Nem vou falar nas possíveis utilizações pacíficas desse divisionismo, mas citarei, para ver se atraio patrocinadores, algumas utilizações bélicas. Um soldado cuja mente seja, metade, uma máquina pré-ética de matar, e outra metade um carinhoso e patriótico pai de família. Cada um deles podendo ser ativado por um gatilho hipnótico (lembrem o filme O Telefone, de Don Siegel, com Charles Bronson), e assumindo o controle do corpo (do “cavalo mediúnico”) até concluir a tarefa prevista.

Faríamos melhor em investigar o cérebro humano, que bem ou mal estará conosco enquanto formos nós mesmos, do que em construir espaçonaves, gastar milhões de litros de gasolina para ir catar pedras num planeta baldio. 

Fernando Pessoa já ironizava o conceito de personalidade única no “Ultimatum”, um dos textos mais importantes de “Álvaro de Campos”. A produção de individualidades artificiais pode ser apenas uma questão de poucas décadas.
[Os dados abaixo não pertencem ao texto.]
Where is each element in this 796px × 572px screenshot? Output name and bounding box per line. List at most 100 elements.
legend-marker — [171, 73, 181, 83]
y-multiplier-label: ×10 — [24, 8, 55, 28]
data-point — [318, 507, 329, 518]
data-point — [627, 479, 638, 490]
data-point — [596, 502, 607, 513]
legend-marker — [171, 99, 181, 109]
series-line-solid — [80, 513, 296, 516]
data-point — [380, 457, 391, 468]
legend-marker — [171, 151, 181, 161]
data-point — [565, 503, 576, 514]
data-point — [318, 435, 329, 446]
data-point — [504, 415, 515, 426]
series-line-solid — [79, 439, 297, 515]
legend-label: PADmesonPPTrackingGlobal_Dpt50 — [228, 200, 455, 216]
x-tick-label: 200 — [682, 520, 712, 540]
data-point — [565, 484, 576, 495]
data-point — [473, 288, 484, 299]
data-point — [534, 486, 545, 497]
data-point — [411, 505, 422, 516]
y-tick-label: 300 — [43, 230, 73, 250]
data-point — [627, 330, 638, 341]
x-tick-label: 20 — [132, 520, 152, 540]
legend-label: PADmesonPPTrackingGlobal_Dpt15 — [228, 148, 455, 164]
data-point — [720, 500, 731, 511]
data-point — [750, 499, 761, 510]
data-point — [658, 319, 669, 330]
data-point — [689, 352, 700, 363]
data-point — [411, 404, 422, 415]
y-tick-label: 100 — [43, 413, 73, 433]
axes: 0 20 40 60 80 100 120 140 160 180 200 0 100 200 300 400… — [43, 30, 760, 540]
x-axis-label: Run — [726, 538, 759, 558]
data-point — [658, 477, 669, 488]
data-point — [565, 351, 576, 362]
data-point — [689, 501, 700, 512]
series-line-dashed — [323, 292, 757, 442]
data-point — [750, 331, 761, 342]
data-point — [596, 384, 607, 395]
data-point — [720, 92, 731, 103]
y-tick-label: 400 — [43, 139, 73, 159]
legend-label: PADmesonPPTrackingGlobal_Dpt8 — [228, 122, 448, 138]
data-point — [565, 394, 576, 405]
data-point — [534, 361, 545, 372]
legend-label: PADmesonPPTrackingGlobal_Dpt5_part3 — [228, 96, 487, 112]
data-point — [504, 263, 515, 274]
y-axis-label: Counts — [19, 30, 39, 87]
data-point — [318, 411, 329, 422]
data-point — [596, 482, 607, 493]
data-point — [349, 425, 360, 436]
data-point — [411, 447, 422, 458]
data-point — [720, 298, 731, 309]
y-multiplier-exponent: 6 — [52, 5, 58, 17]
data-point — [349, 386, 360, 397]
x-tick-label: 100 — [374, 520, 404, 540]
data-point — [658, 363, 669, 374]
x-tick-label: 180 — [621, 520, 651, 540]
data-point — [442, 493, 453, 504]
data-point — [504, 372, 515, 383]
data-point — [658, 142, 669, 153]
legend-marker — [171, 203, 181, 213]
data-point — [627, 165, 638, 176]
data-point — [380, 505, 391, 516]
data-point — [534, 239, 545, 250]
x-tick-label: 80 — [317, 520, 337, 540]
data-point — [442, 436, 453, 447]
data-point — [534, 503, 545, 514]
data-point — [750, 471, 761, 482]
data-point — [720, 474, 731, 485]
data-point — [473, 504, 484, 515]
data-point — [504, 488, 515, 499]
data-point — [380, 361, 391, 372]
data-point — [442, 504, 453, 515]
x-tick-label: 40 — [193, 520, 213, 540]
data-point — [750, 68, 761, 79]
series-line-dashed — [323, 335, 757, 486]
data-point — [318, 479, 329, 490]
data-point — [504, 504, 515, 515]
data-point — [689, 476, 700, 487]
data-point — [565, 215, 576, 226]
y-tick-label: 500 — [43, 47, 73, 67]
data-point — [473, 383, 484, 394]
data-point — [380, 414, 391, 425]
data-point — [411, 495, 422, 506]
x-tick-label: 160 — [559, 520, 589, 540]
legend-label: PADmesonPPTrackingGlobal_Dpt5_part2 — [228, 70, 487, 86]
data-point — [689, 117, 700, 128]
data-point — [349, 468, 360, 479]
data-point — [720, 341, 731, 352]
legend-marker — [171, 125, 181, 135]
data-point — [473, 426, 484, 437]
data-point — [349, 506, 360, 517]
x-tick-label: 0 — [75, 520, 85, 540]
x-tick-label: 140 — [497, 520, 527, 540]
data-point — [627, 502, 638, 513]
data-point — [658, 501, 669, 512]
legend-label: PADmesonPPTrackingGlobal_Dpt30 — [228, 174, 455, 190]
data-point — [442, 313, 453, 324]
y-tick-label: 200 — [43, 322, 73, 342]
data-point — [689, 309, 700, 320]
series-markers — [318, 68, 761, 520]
Antigas civilizações pré-colombianas doutrinavam seus neófitos aplicando-lhes na noite do “rito de passagem”, uma dose cavalar de ervas alucinógenas, e depois um passeio por dentro de cavernas labirínticas, ouvindo o eco de vozes, os cânticos, vendo os efeitos com archotes naquelas tortuosas galerias subterrâneas. Quem, no outro dia, acreditaria ter visitado menos do que um outro mundo que misturava cacos de inferno e de paraíso? 

Essas formas artesanais de controle mental mostram que o ser humano é sempre mais maleável do que parece, e Alguém, cedo ou tarde, usa isso em seu proveito.

Usar meios artificiais para criar personalidades distintas não seria mais do que levar às últimas consequências lógicas o processo de socialização que exige de nós atitudes diferentes em diferentes lugares ou atividades. Um Presidente poderia ser um orador carismático e cheio de empatia, e, longe das câmaras, um administrador enérgico, um negociador maquiavélico, e cada uma dessas personalidades só saberia das demais o necessário para funcionar.  

O emprego de múltiplas personalidades artificialmente controladas (inclusive pelo dono original daquele corpo) é uma possibilidade científica muito mais próxima e factível do que a construção de um império galáctico. 

Os escritores de FC preferem falar de impérios galácticos porque é mais fácil se movimentar no Passado (império é coisa do passado) do que no Futuro.